64. A INVENÇÃO DOS TELHADOS

{Altair Martins]

Escritor e professor





[foto de Santiago Martins]

Devo ter participação

na invenção dos telhados:

meus cabelos continuam a crescer sobre a cabeça,

e a umidade que me torce os nervos

ainda não vem da chuva.


Claro que minhas mãos agora doem.

Me firo com faca,

com tesoura, com portas.

Os dedos parecem perdidos às vezes,

e eu não os ajudo

se esqueço que estudei violino e contrabaixo

e que fui bom no judô.


O fato é que meus pulmões

nunca fumaram. O fato é que

corro bem, apesar da sola dos pés.

Até a minha tosse seca,

como dos cavalos de meu pai,

cansou da espera,

e neste inverno também sofreu

com o preço dos combustíveis.


E é fato também que meu coração bate

no ritmo do meu passo,

e o sinto melhor

quando o meu time perde.

Os bichos, os filmes e a literatura

treinam regularmente as minhas artérias.

Durmo e acordo com sonho

ou sem sonho.

Ronco de lado e de bruços

e tenho dores nas costas.

Há roupas com saudade de mim.

Mas me confundo com a obra de um arquiteto

todos os dias:

depois que levanto,

insisto em parar de pé e não desapontar o projeto.
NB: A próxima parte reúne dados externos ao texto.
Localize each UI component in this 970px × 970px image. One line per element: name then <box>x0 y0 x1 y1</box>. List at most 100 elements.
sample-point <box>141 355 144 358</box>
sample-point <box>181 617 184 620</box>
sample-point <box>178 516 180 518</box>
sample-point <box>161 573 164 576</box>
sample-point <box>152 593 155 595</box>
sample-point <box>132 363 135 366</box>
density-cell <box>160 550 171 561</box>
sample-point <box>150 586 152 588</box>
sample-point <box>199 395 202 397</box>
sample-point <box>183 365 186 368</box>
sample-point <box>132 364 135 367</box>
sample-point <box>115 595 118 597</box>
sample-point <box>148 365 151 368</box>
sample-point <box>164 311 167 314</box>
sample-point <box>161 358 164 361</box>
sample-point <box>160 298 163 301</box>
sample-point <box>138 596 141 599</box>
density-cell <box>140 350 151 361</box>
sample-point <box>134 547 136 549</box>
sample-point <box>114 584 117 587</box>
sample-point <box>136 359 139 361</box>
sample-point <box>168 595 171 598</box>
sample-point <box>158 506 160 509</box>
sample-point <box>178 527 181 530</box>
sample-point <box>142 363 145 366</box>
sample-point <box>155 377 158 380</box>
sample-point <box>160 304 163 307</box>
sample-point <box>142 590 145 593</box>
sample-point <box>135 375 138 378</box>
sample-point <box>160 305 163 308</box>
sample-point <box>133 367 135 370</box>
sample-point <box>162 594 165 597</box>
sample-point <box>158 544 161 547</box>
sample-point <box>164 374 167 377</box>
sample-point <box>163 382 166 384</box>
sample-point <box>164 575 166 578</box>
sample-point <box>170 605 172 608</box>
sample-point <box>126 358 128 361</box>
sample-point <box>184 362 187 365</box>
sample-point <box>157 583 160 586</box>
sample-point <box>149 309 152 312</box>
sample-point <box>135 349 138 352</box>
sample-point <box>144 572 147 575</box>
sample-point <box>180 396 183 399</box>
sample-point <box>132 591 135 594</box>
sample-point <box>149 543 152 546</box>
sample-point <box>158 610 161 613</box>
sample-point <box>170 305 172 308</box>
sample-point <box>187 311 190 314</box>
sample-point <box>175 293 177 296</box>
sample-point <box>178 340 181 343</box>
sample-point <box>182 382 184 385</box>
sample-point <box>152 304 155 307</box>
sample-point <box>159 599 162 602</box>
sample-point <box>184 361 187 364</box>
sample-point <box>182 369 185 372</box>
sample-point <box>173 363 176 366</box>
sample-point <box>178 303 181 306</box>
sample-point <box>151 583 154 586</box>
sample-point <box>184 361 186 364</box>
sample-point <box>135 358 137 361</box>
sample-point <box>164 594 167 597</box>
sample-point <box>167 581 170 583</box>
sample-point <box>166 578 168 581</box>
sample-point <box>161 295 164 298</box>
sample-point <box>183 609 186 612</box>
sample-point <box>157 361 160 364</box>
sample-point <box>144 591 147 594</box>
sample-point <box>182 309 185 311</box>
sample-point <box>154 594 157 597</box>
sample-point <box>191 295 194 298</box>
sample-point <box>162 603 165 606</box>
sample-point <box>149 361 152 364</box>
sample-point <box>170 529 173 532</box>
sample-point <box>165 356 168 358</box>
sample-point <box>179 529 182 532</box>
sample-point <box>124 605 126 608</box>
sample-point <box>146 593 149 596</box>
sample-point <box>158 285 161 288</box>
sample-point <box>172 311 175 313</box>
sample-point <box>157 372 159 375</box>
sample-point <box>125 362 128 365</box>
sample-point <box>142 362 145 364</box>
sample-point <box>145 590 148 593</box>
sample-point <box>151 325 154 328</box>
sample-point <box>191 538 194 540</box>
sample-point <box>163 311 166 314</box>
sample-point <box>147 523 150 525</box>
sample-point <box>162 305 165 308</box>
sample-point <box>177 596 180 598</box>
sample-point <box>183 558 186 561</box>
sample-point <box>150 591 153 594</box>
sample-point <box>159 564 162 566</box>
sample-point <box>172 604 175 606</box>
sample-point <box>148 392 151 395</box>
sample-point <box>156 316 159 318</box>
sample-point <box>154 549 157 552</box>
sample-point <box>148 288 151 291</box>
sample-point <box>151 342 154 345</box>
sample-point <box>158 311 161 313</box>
Os rins e o estômago passam bem,

e a hemoglobina permanece calada no canto dela.

Não tenho olhos de diabético

e sou tão destro com o perto quanto o longe.

Só a glicose a balançar a estrada,

me derrubando o ânimo ou

assombrando com corpos de pães, de doces,

de massas que não como e tento ignorar.

Calculo carboidratos,

meço o sangue com fitas

e bebo cerveja gelada

como um criminoso.


Por enquanto sei que

minhas duas pernas seguirão carregando

este corpo telhado.

Quando chover aqui dentro

morrerei abraçado com elas.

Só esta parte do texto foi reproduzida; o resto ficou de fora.